Tawaran junta militer Myanmar untuk menyelesaikan masalah politik melalui cara politik dimuat di Global New Light of Myanmar dan surat kabar milik pemerintah lainnya pada Jumat (27 September). Itu merupakan tawaran paling langsung untuk perundingan damai sejak militer merebut kekuasaan dari pemerintahan terpilih Aung San Suu Kyi pada Februari 2021.
Dalam pernyataannya, junta militer meminta lawan-lawannya untuk menghubungi negara guna menyelesaikan masalah politik melalui politik partai atau proses pemilu, bekerja sama dengan rakyat untuk perdamaian dan pembangunan berkelanjutan, dan menghilangkan metode terorisme bersenjata.
Tawaran ini muncul lima hari sebelum pemerintah militer meluncurkan sensus untuk menyusun daftar pemilih untuk pemilu yang diperkirakan akan diadakan tahun depan. Pemilu dipandang sebagai cara bagi militer untuk melegitimasi kekuasaannya, meskipun akan sulit untuk diselenggarakan selama perang di negara tersebut, dan para kritikus tidak melihat bahwa pemilu dapat dilakukan secara bebas dan adil.

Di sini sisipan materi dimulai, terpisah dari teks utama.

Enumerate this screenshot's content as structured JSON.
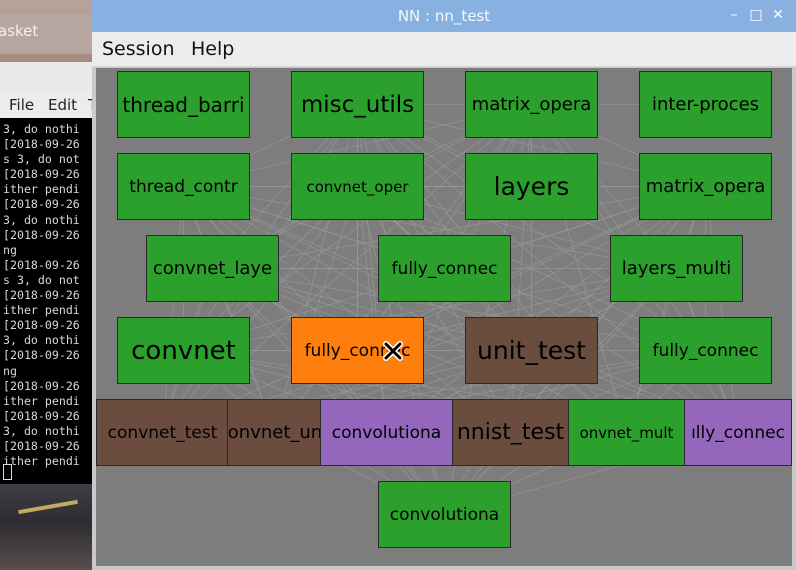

Militer yang berkuasa awalnya mengumumkan bahwa pemilu akan diadakan pada Agustus 2023, tetapi berulang kali menunda tanggal tersebut.
Selain itu, permintaan militer ini muncul ketika mereka membela perebutan kekuasaan pada tahun 2021 dan menyalahkan lawan-lawannya atas kerusuhan yang terjadi di negara tersebut setelah negara tersebut mengalami kekalahan yang belum pernah terjadi sebelumnya di medan perang di tangan milisi etnis yang kuat pada tahun lalu, khususnya di wilayah timur laut sepanjang perbatasan. dengan Tiongkok. dan Negara Bagian Rakhine.
Tentara saat ini melakukan pertahanan terhadap milisi etnis yang mencari otonomi di sebagian besar negara, serta ratusan kelompok gerilyawan bersenjata yang dikenal secara kolektif sebagai “Pasukan Pertahanan Rakyat”, yang dibentuk untuk berjuang memulihkan demokrasi setelah tentara direbut. . kekuatan untuk bertarung.
Peta jalan politik oposisi awal tahun ini, yang menawarkan perundingan, ditandatangani oleh Pemerintah Persatuan Nasional dan tiga organisasi etnis bersenjata utama – Front Nasional Chin, Partai Progresif Nasional Karenni dan KNU – semuanya terlibat dalam pertempuran aktif melawan militer. pemerintah .
Tujuan dari deklarasi tersebut antara lain mengakhiri keterlibatan militer dalam politik, menempatkan seluruh angkatan bersenjata di bawah komando pemerintahan sipil terpilih, mengumumkan konstitusi baru yang mewujudkan federalisme dan nilai-nilai demokrasi, membentuk serikat federal demokratis baru, dan membangun sistem peradilan transisi.
Pernyataan tersebut menyerukan dialog dengan pimpinan militer, namun hanya setelah mereka menunjukkan dukungan tanpa syarat terhadap rencana mengakhiri kekuasaan militer dan mencapai peralihan kekuasaan secara damai.
Tidak jelas apakah tawaran baru junta militer mencakup seluruh kelompok oposisi, beberapa di antaranya telah secara resmi diklasifikasikan sebagai teroris dan karenanya ilegal.
Berbicara di depan ribuan tentara pada parade militer pada Hari Angkatan Bersenjata pada bulan Maret 2022, kepala junta militer, Mayor Jenderal Min Aung Hlaing, menekankan bahwa dia tidak akan bernegosiasi dengan kelompok teroris dan pendukung mereka mengenai pembunuhan orang-orang yang tidak bersalah dan ancaman terhadap perdamaian dan keamanan.
Dia mengatakan militer – yang dikenal sebagai Tatmadaw – akan memusnahkan mereka sampai akhir.